Conviene repasar algunos datos biográficos de Goya para situar mejor su pintura dentro de las circunstancias personales e históricas que le tocó vivir. Nació en el villorrio de Fuendetodos en Zaragoza. A los veintiún años viajó a Roma a empaparse de la corriente del Neoclasicismo y el mismo año estaba de vuelta en su tierra, luchando por abrirse un camino y hacerse un nombre y un futuro como pintor de la corte española. El barroco estaba en su furor y Goya trabajaba intensamente hasta que, a los cuarenta años, en 1786, demostrando su maestría y soltura tanto social como artística, pues el ambiente así lo exigía, logró ser nombrado pintor del rey. Las pinturas para diseños de tapices fueron, en aquella época, encargos comunes. En 1799 retrata a la familia de Carlos V, y muestra algunas de las características que serían muy claras después: los borrones, los trazos sueltos y despeinados, los reflejos de luz, la calidad de boceto y eso inefable que sentimos en algunos de sus cuadros, que tal vez podríamos llamar la presencia del sarcasmo. Unos años después vive Goya la gran época de los retratos.

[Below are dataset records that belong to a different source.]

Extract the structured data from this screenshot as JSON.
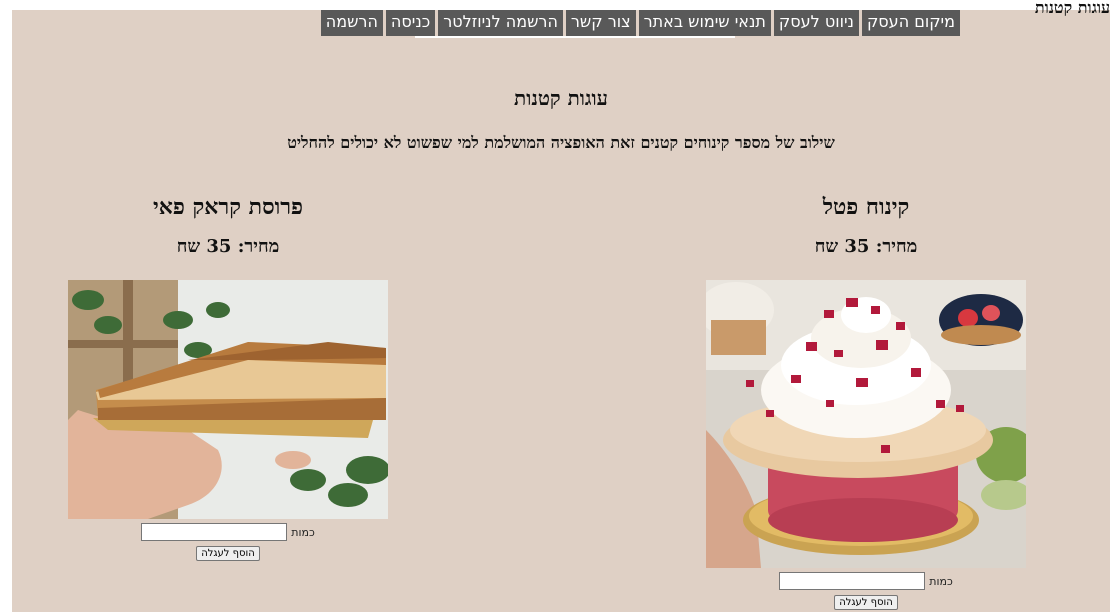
{
  "header": {
    "corner_title": "עוגות קטנות"
  },
  "nav": {
    "items": [
      {
        "label": "מיקום העסק"
      },
      {
        "label": "ניווט לעסק"
      },
      {
        "label": "תנאי שימוש באתר"
      },
      {
        "label": "צור קשר"
      },
      {
        "label": "הרשמה לניוזלטר"
      },
      {
        "label": "כניסה"
      },
      {
        "label": "הרשמה"
      }
    ]
  },
  "category": {
    "title": "עוגות קטנות",
    "description": "שילוב של מספר קינוחים קטנים זאת האופציה המושלמת למי שפשוט לא יכולים להחליט"
  },
  "products": [
    {
      "name": "קינוח פטל",
      "price": "מחיר: 35 שח",
      "quantity_label": "כמות",
      "quantity_value": "",
      "add_button": "הוסף לעגלה"
    },
    {
      "name": "פרוסת קראק פאי",
      "price": "מחיר: 35 שח",
      "quantity_label": "כמות",
      "quantity_value": "",
      "add_button": "הוסף לעגלה"
    }
  ],
  "colors": {
    "page_background": "#dfd0c5",
    "nav_background": "#595959",
    "nav_text": "#ffffff"
  }
}
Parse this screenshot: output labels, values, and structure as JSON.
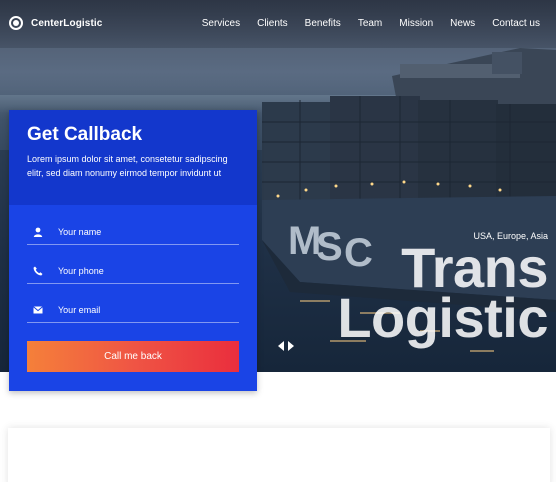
{
  "navbar": {
    "brand": "CenterLogistic",
    "items": [
      {
        "label": "Services"
      },
      {
        "label": "Clients"
      },
      {
        "label": "Benefits"
      },
      {
        "label": "Team"
      },
      {
        "label": "Mission"
      },
      {
        "label": "News"
      },
      {
        "label": "Contact us"
      }
    ]
  },
  "hero": {
    "tag": "USA, Europe, Asia",
    "title_line1": "Trans",
    "title_line2": "Logistic",
    "ship_hull_text": "MSC"
  },
  "callback": {
    "title": "Get Callback",
    "description": "Lorem ipsum dolor sit amet, consetetur sadipscing elitr, sed diam nonumy eirmod tempor invidunt ut",
    "fields": {
      "name_placeholder": "Your name",
      "phone_placeholder": "Your phone",
      "email_placeholder": "Your email"
    },
    "button_label": "Call me back"
  },
  "colors": {
    "card_blue": "#1a44e6",
    "card_head_blue": "#1337cc",
    "cta_start": "#f5803a",
    "cta_end": "#ea2e3d"
  },
  "icons": {
    "logo": "target-icon",
    "name": "person-icon",
    "phone": "phone-icon",
    "email": "envelope-icon",
    "prev": "chevron-left-icon",
    "next": "chevron-right-icon"
  }
}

La guerra contra Napoleón (y su testaferro, su hermano José) se inicia el 8 de mayo de 1808 y dura hasta el 10 de abril de 1814. Recién entonces es que regresa Fernando VII a España y empieza a gobernar despóticamente, a un pueblo embrutecido que lo llamaba «el Deseado» y que gritaba «iVivan las cadenas!» Goya queda horrorizado de lo que ve y de la capacidad humana de hacer daño con los castigos y represiones. Graba su serie Los desastres de la guerra.

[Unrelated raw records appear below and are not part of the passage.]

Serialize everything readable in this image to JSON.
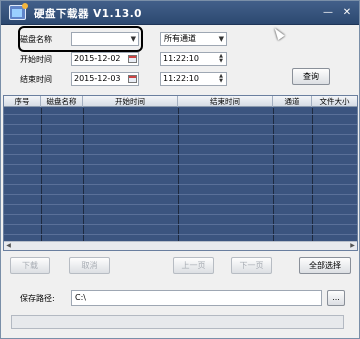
{
  "window": {
    "title": "硬盘下载器 V1.13.0",
    "minimize_glyph": "—",
    "close_glyph": "✕"
  },
  "filters": {
    "disk_name_label": "磁盘名称",
    "disk_name_value": "",
    "channel_value": "所有通道",
    "start_label": "开始时间",
    "start_date": "2015-12-02",
    "start_time": "11:22:10",
    "end_label": "结束时间",
    "end_date": "2015-12-03",
    "end_time": "11:22:10",
    "query_button": "查询"
  },
  "table": {
    "columns": [
      "序号",
      "磁盘名称",
      "开始时间",
      "结束时间",
      "通道",
      "文件大小"
    ],
    "rows": []
  },
  "actions": {
    "download": "下载",
    "cancel": "取消",
    "prev_page": "上一页",
    "next_page": "下一页",
    "select_all": "全部选择"
  },
  "save": {
    "label": "保存路径:",
    "path": "C:\\",
    "browse": "..."
  },
  "progress": {
    "value": 0
  }
}
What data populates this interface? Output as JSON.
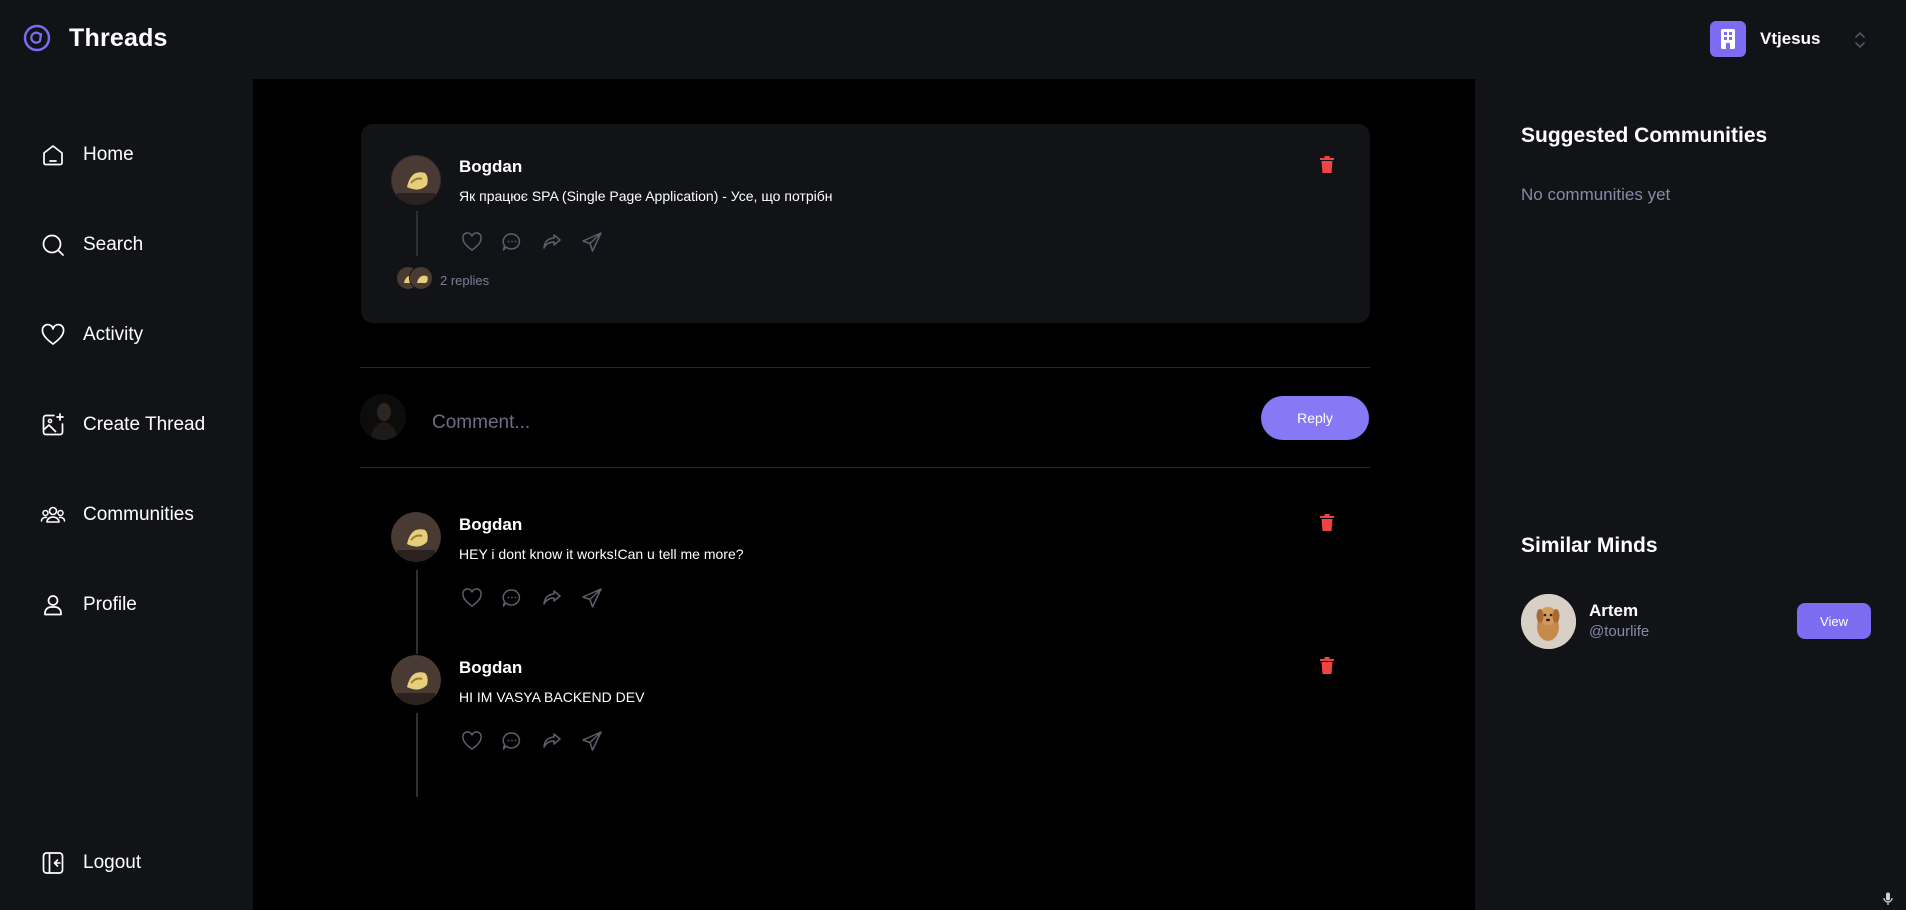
{
  "app": {
    "title": "Threads"
  },
  "org": {
    "name": "Vtjesus"
  },
  "sidebar": {
    "items": [
      {
        "label": "Home",
        "icon": "home-icon"
      },
      {
        "label": "Search",
        "icon": "search-icon"
      },
      {
        "label": "Activity",
        "icon": "heart-icon"
      },
      {
        "label": "Create Thread",
        "icon": "image-plus-icon"
      },
      {
        "label": "Communities",
        "icon": "users-icon"
      },
      {
        "label": "Profile",
        "icon": "user-icon"
      }
    ],
    "logout_label": "Logout"
  },
  "main_thread": {
    "author": "Bogdan",
    "text": "Як працює SPA (Single Page Application) - Усе, що потрібн",
    "replies_label": "2 replies"
  },
  "comment_form": {
    "placeholder": "Comment...",
    "submit_label": "Reply"
  },
  "replies": [
    {
      "author": "Bogdan",
      "text": "HEY i dont know it works!Can u tell me more?"
    },
    {
      "author": "Bogdan",
      "text": "HI IM VASYA BACKEND DEV"
    }
  ],
  "right_sidebar": {
    "suggested_title": "Suggested Communities",
    "suggested_empty": "No communities yet",
    "similar_title": "Similar Minds",
    "users": [
      {
        "name": "Artem",
        "handle": "@tourlife",
        "button_label": "View"
      }
    ]
  },
  "colors": {
    "accent": "#7c6cf2",
    "danger": "#f04444",
    "panel": "#121317",
    "background": "#000000",
    "muted": "#8b89a8"
  }
}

Hasta 1814, momento en el cual se rebajan los encargos reales, Goya había pintado como todos los pintores de la época: con decisión, pero consultando las necesidades y gustos de una determinada sociedad. Ahora en la vejez, sin necesidad de aprobación ideológica, ni de ningún tipo, Goya, un librepensador, se encuentra como artista liberado ya del mundo de la corte, pintando para sí mismo. Es importante notar que Goya fue el más español de los españoles, que hizo pintura con identidad, no imaginable en otro lugar del planeta. Los temas, los personajes, los lugares y la misma atmósfera tienen todo el sabor del lugar. En 1819 de setenta y tres años de edad adquiere la quita del sordo y es allí donde empieza a pintar las “pinturas negras”. Se enferma de nuevo y se retrata con el doctor Arrieta, su médico personal. Está sordo desde hace años y esa incapacidad lo ha separado poco a poco del mundo obligado a vivir dentro, cada vez más dentro de sí mismo. Esta limitación en una personalidad como la suya deriva en una independencia en su trabajo, tanto de forma como de contenido, que hace de la obra de su vejez un producto estético asombrosamente revolucionario que sobrepasa los límites del siglo 17. Plasma lo real, lo que nos conmueve, lo que nos convence. No solo no se repite, sino que con una actitud crítica y rebeldemente libre, innova, crea y recrea un mundo terrible.

A los setenta y tres años, Goya deja de pintar lo que ve para pintar lo que siente. Los demonios, los gigantes, las brujas, las majas, los mendigos se convierten en los habitantes de sus pinturas y posiblemente de su vida interior. Su pintura se adelanta al expresionismo y al surrealismo, es arte moderno. Goya pensaba que la fantasía unida a la razón producía cosas maravillosas; en cambio, la fantasía de los hombres abandonada de la razón era temible pues producía monstruos, horrores, como los que hemos presenciado esta semana en Colombia.